Last week, Inquirer photographer Elizabeth Robertson documented a grim scene at the Philadelphia Medical Examiner’s Office. Read the story behind the photos.

As city workers look on (left) the driver of the pick up truck stands on bodies in truck bed he brough to the Joseph W. Spellman Medical Examiner Building parking lot fenced in area, where there are three refrigerated trailers on April 19.
As city workers look on (left) the driver of the pick up truck stands on bodies in truck bed he brough to the Joseph W. Spellman Medical Examiner Building parking lot fenced in area, where there are three refrigerated trailers on April 19.Read moreELIZABETH ROBERTSON / Staff Photographer

For more than a week, Inquirer staff photographer Elizabeth Robertson had been driving by the Philadelphia Medical Examiner’s Office, checking for activity around several refrigerated trailers set up as overflow morgue space.

With coronavirus deaths rising and funeral homes overwhelmed, the mere presence of the trailers made for a grim scene. But that didn’t prepare Robertson for what she saw on a recent Sunday afternoon when, shortly after she arrived, a dark pickup sped into the parking lot with a black mat covering the truck bed.

As several city workers looked on, the truck’s driver got out, climbed into the back, and tossed off the mat along with several other coverings, including what appeared to be a roll of carpet. Under his feet were five or six bulky white bundles.

They were body bags.

“I was shaking. I kind of couldn't believe it,” Robertson said.

A 33-year veteran of The Inquirer, Robertson has seen her fair share of dead bodies and covered countless tragedies, including the Virginia Tech shootings. But she was stunned.

“I felt like someone kicked me in the stomach.” she said. “He was just walking on the people.”

She continued photographing as the man pulled one corpse at a time onto a gurney. The city workers — who also appeared surprised but were very respectful, Robertson noted — strapped in each one and wheeled it into a refrigerated trailer already filled with other bodies. The entire drop-off lasted less than 30 minutes.

Her instinct told her something wasn’t right, but Robertson had a lot of questions, too. Who was the man driving the truck? Why were the bodies lying in the back of a pickup? Were they coronavirus victims?

» READ MORE: Inquirer photographers challenged to accurately document the rise and spread of the coronavirus

Rather than push for the pictures to be published right away, she alerted The Inquirer’s photo editors, as well as top editor Gabriel Escobar, to determine what additional reporting was necessary.

“We were hypersensitive about running photos of dead people,” Escobar said. “We needed to understand fully what this was.”
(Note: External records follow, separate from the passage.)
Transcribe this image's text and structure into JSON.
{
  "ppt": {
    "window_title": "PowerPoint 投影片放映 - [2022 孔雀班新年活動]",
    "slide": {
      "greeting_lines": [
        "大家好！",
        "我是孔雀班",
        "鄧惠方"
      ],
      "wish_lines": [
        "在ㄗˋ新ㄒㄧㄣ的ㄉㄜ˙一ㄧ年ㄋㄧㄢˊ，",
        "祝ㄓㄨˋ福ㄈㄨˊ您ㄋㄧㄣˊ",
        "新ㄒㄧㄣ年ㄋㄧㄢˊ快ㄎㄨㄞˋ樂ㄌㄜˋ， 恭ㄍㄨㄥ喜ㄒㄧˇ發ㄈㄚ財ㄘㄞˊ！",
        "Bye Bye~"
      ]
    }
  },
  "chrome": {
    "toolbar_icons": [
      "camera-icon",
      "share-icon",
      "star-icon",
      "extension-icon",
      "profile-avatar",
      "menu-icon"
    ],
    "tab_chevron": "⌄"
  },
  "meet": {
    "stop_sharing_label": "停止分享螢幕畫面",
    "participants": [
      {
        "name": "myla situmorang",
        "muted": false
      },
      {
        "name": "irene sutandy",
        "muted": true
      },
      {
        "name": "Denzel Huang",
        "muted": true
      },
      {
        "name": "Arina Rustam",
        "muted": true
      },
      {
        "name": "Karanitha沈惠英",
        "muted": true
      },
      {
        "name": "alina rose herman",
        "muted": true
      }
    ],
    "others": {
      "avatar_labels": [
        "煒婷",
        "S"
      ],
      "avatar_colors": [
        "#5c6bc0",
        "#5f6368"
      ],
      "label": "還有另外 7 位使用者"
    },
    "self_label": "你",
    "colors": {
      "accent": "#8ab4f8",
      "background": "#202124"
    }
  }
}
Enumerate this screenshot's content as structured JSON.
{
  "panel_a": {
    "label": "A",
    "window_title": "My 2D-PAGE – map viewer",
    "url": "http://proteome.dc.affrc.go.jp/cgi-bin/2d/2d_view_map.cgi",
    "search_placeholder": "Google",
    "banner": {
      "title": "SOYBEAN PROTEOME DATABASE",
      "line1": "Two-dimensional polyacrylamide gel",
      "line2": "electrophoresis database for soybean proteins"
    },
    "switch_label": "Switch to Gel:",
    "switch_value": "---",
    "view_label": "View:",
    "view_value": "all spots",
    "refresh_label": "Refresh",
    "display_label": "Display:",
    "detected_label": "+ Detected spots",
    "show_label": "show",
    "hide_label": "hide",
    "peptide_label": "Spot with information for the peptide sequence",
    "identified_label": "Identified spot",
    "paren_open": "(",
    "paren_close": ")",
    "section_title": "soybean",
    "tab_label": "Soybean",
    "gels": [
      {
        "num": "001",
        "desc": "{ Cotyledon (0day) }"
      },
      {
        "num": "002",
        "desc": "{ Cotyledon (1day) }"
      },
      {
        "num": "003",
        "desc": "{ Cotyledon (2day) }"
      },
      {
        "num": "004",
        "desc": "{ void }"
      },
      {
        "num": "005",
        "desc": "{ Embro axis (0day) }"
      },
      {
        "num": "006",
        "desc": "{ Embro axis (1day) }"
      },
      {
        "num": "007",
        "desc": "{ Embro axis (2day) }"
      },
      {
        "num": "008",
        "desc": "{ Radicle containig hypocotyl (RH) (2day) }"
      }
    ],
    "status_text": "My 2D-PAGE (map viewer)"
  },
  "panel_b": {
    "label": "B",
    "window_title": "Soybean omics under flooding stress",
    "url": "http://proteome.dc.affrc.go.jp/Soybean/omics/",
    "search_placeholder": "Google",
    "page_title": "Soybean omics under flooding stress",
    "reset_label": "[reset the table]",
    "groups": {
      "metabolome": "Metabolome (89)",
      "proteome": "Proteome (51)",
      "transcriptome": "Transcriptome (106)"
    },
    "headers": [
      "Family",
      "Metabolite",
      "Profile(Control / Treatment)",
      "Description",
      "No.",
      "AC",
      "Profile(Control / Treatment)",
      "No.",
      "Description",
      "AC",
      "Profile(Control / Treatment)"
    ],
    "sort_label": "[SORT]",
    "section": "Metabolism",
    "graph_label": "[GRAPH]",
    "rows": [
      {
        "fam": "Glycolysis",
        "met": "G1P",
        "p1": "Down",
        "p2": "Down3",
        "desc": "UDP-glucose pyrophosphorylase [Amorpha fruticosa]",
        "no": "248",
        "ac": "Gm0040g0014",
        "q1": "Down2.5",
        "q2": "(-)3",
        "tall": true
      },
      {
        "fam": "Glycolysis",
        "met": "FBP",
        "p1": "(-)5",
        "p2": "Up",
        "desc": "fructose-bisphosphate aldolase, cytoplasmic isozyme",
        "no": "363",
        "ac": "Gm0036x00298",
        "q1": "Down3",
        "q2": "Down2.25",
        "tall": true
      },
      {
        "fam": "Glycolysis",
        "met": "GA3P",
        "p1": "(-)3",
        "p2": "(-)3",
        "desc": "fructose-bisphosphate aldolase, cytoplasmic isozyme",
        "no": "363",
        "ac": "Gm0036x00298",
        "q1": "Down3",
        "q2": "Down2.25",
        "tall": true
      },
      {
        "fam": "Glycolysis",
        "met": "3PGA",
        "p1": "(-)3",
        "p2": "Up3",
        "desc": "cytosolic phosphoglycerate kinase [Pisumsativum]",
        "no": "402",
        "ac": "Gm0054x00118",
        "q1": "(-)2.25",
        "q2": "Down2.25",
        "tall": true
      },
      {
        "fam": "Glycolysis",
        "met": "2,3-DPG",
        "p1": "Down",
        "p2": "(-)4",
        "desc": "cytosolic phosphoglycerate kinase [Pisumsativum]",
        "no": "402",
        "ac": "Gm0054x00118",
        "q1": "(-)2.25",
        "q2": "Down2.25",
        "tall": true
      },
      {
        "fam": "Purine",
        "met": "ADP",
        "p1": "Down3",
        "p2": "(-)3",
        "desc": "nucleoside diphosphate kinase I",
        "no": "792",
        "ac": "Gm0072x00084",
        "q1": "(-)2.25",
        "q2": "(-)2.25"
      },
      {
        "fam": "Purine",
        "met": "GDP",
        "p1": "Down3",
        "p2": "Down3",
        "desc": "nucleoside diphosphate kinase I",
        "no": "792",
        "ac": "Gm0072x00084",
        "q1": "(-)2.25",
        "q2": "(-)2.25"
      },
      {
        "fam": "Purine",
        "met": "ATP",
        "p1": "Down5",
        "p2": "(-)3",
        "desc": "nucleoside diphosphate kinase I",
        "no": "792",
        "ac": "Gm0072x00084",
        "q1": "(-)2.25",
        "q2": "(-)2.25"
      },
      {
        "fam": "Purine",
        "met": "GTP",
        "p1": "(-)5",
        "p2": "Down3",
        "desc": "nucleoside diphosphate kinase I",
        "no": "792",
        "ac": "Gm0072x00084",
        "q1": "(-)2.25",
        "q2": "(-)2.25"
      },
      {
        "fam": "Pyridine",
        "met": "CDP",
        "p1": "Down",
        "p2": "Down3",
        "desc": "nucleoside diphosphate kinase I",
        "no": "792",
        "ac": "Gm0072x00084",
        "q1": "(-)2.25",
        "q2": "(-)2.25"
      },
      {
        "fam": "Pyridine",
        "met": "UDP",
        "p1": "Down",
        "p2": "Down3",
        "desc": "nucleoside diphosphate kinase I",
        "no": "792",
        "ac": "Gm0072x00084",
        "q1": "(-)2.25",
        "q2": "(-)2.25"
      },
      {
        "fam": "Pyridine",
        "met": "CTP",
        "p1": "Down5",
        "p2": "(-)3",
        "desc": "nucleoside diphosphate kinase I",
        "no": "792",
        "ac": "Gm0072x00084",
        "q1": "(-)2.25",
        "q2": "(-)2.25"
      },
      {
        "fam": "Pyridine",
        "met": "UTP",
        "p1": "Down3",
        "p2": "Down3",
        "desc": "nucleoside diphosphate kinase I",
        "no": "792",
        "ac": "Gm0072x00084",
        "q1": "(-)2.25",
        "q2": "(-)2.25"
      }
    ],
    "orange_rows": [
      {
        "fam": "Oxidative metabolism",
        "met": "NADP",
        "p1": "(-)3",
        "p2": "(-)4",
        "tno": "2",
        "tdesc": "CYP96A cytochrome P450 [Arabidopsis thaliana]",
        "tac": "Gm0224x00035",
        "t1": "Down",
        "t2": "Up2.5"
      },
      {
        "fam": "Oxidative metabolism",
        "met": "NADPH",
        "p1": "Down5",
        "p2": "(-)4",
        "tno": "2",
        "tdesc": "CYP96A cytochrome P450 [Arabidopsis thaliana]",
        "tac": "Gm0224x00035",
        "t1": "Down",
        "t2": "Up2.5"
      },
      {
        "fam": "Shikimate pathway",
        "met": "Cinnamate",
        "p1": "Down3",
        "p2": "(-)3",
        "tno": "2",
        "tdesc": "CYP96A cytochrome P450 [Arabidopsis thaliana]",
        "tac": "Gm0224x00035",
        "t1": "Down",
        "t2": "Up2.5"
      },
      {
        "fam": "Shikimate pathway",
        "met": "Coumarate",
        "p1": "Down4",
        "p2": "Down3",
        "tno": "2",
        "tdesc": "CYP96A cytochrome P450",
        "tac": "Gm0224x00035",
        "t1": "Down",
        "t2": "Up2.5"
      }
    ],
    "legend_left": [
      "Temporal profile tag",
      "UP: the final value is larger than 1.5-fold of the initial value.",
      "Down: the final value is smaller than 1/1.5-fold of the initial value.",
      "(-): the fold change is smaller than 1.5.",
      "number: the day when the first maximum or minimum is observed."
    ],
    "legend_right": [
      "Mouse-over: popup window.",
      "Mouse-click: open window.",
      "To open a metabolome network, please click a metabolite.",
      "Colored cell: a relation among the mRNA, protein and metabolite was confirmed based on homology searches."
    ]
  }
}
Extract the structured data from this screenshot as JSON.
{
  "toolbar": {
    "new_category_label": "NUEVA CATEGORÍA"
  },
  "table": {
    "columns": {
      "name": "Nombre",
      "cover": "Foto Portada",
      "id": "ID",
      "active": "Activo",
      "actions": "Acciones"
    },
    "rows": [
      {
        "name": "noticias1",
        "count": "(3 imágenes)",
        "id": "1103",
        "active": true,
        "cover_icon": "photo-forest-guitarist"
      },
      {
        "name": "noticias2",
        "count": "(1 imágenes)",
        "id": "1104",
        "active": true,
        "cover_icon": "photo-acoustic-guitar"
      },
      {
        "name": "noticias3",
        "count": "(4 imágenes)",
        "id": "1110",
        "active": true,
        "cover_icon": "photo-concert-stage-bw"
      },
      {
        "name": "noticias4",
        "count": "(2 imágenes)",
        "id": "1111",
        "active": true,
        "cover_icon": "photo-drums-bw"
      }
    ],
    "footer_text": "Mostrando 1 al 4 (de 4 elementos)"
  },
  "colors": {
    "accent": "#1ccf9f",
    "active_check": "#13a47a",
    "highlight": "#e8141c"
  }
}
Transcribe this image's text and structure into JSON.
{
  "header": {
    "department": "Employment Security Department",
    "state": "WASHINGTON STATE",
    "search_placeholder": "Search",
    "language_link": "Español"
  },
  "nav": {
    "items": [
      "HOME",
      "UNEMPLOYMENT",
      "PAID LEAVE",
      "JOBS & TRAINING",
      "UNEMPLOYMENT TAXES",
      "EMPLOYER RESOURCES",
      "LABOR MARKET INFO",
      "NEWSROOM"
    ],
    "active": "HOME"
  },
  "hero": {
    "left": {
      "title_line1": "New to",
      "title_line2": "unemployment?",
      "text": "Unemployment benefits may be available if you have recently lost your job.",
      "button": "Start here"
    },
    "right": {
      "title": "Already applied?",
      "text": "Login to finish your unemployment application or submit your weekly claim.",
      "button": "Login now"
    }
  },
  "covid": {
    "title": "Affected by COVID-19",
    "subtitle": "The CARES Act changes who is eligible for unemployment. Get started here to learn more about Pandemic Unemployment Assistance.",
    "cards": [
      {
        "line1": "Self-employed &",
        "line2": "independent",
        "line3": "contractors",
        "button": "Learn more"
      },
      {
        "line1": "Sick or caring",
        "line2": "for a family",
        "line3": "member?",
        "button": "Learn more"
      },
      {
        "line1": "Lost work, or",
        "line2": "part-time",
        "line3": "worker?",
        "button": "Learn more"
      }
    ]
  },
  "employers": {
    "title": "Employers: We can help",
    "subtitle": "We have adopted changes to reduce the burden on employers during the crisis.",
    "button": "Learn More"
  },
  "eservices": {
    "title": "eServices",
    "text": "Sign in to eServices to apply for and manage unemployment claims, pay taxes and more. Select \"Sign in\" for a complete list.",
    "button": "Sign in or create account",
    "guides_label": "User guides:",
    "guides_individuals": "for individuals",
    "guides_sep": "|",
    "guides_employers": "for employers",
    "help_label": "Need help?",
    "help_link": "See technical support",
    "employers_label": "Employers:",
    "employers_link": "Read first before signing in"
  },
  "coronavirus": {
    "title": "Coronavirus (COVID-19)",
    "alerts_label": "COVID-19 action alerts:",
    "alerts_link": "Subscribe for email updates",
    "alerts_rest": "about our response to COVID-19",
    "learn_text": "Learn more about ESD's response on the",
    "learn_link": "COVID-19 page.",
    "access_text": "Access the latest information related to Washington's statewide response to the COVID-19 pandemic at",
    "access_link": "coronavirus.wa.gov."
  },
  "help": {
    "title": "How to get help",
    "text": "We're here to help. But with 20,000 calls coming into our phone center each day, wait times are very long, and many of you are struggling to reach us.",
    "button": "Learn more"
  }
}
Still, the news value of the pictures was immediately clear to him. “It was the proof that the system was taxed,” he said. “You don’t set up trucks outside the morgue in advance without a reason.”

Robertson, it turned out, had captured an important clue. Several of the images, when viewed at full resolution, showed hand-scrawled labels indicating the bodies were from Einstein Medical Center.

After a reporter’s inquiries, the hospital issued an apology and blamed a funeral home contractor for mistreating the corpses. (The causes of death and the contractor’s identity remain unclear, although Einstein later said it terminated its contract with the funeral home.) The Medical Examiner’s Office condemned the “unapproved” means of transferring remains.

The Inquirer was able to publish the photos with a story about the incident a day after it occurred.

“Philly can be rough ... but we do have more love than putting a bunch of bodies in a truck,” Robertson said.

But when she still sees people walking around without masks or not physically distancing, she wonders what more she can do as a photojournalist.

“What are we not doing to illustrate how real this is?” she asked, referring to the coronavirus pandemic. “How do we illustrate the fact that there’s all of this loss?”